A la date du 3 novembre, les mesures gouvernementales restreignent à nouveau les mouvements des personnes pour éviter une propagation de l’épidémie du coronavirus. Ces mesures laissent les lieux de culte ouverts afin que les fidèles puissent se recueillir et demander à Dieu son indulgence malgré nos nombreuses défaillances morales et volontaires. L’attitude d’humilité et de conversion doit prédominer en ces temps de difficile épreuve.

Les prêtres continuent à célébrer leur Messe, mais sans solennité ni rassemblement de plus de 30 personnes. Vous pouvez vous déplacer avec une attestation de déplacement professionnel non salarié au nom de l’association Santu Lisandru Sauli (joindre le reçu de cotisation de l’association) ET une attestation personnelle.

Ne soyons pas plus royalistes que le roi ou plus républicain que la République elle-même. Si les déplacements au supermarché ou pour des exercices corporels sont autorisés, parce qu’il y va de la santé physique et mentale de chacun d’entre nous, il en est de même pour un déplacement dans un lieu de culte (laissé expressément ouvert), nécessaire au bon équilibre général. « L’homme ne vit pas seulement de pain, mais de la Parole de Dieu ».

Cependant, la situation vous excuse de la participation au Saint Sacrifice le dimanche, en particulier si vous avez un long déplacement à faire. Vous devrez quand même sanctifier le Jour du Seigneur par un rituel domestique de prières et d’enseignement que vous pouvez consulter ici.

A l’instar des personnels médicaux, les prêtres restent évidemment à votre disposition pour tous les soins spirituels dont vous auriez besoin : confession, sacrement des malades, communion aux malades, etc. Ils disposent pour cela d’une autorisation permanente de circuler. Les ministres des cultes ont le droit de se rendre au chevet des personnes malades ou en fin de vie. N’hésitez donc pas à faire appel à eux si nécessaire !
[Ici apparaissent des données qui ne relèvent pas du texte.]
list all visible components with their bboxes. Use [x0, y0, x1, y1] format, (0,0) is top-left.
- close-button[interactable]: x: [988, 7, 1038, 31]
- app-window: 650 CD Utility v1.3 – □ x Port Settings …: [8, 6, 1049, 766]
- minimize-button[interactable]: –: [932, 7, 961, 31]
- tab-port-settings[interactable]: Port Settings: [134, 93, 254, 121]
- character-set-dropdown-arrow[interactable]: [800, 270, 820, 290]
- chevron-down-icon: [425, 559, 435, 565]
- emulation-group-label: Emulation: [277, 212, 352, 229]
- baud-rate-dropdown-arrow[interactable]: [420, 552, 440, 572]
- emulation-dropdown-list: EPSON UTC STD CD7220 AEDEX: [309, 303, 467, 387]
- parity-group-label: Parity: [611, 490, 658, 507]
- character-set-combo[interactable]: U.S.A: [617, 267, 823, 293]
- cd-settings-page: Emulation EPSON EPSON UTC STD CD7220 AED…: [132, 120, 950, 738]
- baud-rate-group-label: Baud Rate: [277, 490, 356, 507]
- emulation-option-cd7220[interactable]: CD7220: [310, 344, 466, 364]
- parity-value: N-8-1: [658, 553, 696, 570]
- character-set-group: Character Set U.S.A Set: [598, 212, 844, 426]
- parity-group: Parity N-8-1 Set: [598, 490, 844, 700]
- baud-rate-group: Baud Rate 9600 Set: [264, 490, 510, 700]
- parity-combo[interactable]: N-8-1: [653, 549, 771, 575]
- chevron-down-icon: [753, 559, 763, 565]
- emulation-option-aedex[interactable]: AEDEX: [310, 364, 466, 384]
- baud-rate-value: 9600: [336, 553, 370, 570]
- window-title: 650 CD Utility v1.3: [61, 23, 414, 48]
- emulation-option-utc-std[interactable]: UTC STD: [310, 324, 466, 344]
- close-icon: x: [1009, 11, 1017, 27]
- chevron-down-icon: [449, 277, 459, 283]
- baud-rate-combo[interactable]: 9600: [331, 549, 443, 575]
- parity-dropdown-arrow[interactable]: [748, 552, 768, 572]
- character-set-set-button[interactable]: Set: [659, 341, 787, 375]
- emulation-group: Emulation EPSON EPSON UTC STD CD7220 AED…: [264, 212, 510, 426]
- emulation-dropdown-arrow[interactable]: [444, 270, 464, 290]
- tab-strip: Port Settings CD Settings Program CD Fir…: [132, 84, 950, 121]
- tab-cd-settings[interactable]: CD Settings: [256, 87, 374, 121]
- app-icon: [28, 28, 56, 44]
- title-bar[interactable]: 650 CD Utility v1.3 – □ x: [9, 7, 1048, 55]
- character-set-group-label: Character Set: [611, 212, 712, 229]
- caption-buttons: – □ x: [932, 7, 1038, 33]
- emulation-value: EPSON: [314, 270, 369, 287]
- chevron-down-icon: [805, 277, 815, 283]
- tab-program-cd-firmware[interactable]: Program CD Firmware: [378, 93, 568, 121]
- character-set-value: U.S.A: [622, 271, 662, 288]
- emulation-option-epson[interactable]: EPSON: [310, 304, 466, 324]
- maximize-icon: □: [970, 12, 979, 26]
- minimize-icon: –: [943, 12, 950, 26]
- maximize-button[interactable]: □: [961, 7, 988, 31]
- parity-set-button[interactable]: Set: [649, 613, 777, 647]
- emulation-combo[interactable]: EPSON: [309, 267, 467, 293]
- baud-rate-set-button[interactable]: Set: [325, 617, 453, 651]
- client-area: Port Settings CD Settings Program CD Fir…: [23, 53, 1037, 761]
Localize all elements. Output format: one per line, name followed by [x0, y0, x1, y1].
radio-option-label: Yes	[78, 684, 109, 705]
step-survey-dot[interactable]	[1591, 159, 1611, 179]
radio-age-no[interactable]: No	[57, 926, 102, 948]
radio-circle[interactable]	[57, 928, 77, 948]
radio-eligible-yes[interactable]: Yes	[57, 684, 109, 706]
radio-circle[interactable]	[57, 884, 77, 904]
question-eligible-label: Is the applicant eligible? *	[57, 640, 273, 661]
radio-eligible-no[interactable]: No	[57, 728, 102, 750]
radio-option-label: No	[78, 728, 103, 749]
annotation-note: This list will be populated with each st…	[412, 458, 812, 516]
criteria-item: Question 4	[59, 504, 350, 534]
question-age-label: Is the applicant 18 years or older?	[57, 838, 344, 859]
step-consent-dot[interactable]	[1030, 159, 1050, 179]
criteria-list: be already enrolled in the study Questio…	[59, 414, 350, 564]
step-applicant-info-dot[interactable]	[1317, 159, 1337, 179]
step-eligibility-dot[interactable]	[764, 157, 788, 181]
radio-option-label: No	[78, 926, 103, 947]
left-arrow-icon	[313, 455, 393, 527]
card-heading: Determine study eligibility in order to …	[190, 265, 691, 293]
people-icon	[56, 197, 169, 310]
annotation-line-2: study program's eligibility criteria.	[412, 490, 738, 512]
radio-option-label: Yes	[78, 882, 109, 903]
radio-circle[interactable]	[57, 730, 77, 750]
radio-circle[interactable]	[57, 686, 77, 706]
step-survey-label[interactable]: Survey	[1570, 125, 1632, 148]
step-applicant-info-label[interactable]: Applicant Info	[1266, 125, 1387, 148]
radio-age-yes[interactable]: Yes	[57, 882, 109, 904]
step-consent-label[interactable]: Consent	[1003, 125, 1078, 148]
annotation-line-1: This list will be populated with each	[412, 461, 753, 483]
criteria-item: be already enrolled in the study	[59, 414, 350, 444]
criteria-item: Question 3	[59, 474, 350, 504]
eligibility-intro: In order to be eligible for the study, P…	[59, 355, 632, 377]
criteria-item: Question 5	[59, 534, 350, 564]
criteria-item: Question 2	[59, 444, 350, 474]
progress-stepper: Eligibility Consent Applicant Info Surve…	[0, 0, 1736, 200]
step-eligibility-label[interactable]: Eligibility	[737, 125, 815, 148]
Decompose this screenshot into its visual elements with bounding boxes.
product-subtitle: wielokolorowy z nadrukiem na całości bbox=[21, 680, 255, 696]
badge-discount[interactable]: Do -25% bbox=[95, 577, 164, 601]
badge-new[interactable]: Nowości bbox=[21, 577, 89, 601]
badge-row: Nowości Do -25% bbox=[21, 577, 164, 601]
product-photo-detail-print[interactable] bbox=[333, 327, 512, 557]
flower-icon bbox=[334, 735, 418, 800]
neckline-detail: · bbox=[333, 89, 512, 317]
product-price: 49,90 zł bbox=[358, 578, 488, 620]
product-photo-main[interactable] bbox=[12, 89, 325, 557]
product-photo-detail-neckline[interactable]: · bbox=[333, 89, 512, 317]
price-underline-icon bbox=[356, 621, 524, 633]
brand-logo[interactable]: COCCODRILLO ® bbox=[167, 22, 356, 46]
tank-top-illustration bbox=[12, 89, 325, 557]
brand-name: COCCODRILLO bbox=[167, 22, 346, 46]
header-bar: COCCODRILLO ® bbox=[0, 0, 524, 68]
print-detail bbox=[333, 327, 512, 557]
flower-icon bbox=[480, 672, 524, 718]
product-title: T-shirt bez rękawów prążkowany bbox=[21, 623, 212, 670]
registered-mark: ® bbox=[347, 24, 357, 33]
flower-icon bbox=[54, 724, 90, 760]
Pour ceux qui ne pourraient pas recourir au sacrement de pénitence, Mgr de Germay rappelle « la pratique de l’Église en pareille circonstance : la personne peut confesser ses péchés à Dieu et exprimer un acte de contrition dans sa prière personnelle. Si elle a un repentir sincère et le désir vrai d’aller voir un prêtre dès que cela lui sera possible, elle reçoit sans attendre le pardon et la paix de Dieu ». Cette pratique est ancienne. Au cours de l’été 250, alors qu’une épidémie se développait dans son diocèse, Saint Cyprien avait même autorisé les diacres à recevoir, en l’absence de prêtre, l’aveu des apostats pénitents pour aider à leur contrition parfaite, c’est-à-dire au regret par amour de Dieu ou du Christ sans considération d’intérêt personnel (peur de l’enfer ou honte du péché).